Mace’s words made her shiver, made her blood boil and her sex grow wet, and she wondered if she would always have that reaction to him.

It was all too much to process. Gray’s death, Caleb’s amnesia … Mace’s near-death experience, his torture. The scars on his back that she’d seen but not touched.

Before she could open her mouth again, he was letting go of her. “I want you, but I won’t do this. You have your information. It’s what you came for.”

It was. But watching Mace amble out of the room holding the bottle by the neck, she realized there was so much more she wanted to know.

M
ace stalked to the couch and slammed the bottle of whiskey onto the side table, then reconsidered and threw it into the fireplace, watching it smash among the burnt logs.

That would make for a nice fire later. For now, he laid out on the couch where Paige had slept last night and listened to the wind try to rip the house from its roots.

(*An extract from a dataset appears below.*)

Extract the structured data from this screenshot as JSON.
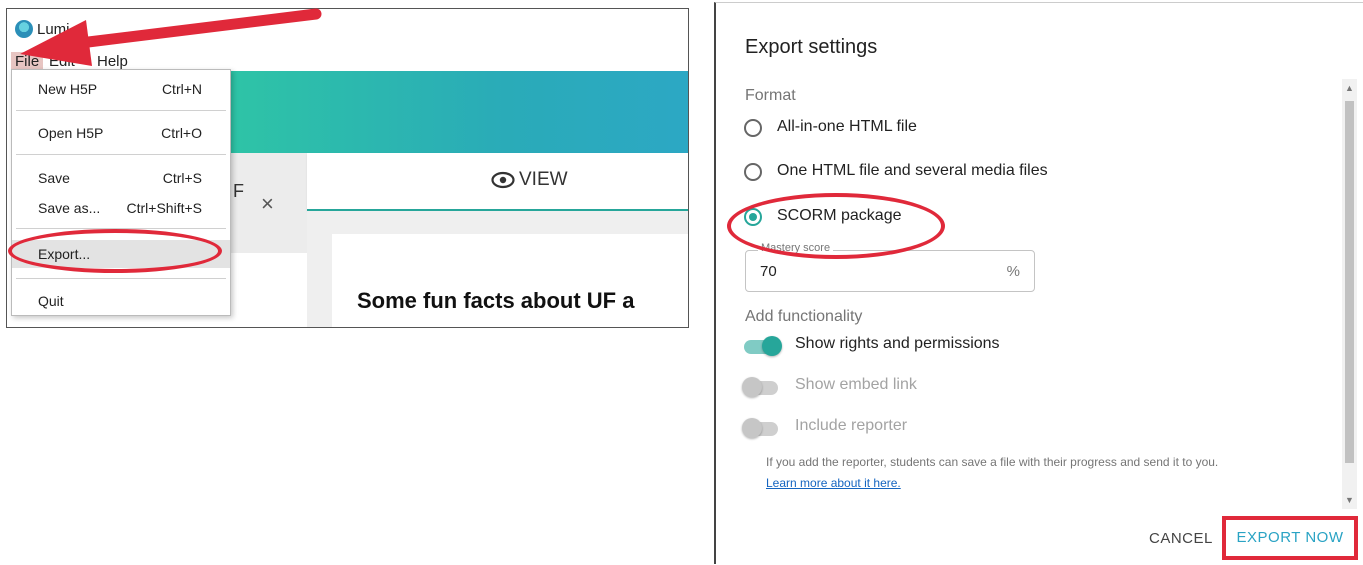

This storm, like so many others before it, would pass. It would claim power lines and landscaping, but hopefully not lives. Maybe it would get named like a few others, for the simple reason that it went beyond the scope of the meteorologists’ guesses or got the weary upstate New Yorkers talking about bad weather.

In the beginning, when he first moved here, each
storm like this one had scared the shit out of him. He’d dreaded the freezing cold, the hail that slammed as if trying to break in and just about every nook, cranny and creak in the place.

He had dreaded his grandparents more.

Over the years, the storms would pass and he’d barely noticed. But now this one threatened to take his defenses, which he couldn’t afford to lose. And maybe he already had.

“Sorry, Gray. I didn’t mean to.”

Ah, that was bullshit, complete and total, and Gray would’ve called him on it too. But he wasn’t here and the wind screamed as if looking for some kind of mercy.

Mace wondered if he’d ever find any for himself.

CHAPTER
6
 

C
ael ran along the snow-encrusted paths through the backwoods behind the bar in the early morning light. He did this daily, a ritual he knew must’ve begun long before he’d come to live with Mace. It felt as right as breathing as he skimmed the icy surface with heavy boots, his air in white puffs as he tried to remain as silent as possible.

Sometimes, when the bar closed early, he’d run through the woods at night instead, testing to see if his reflexes were where they needed to be. He was remembering some of his early days as a Ranger—the bone-crushing training, the mental and physical exhaustion, the thrill of making it when you didn’t think you could.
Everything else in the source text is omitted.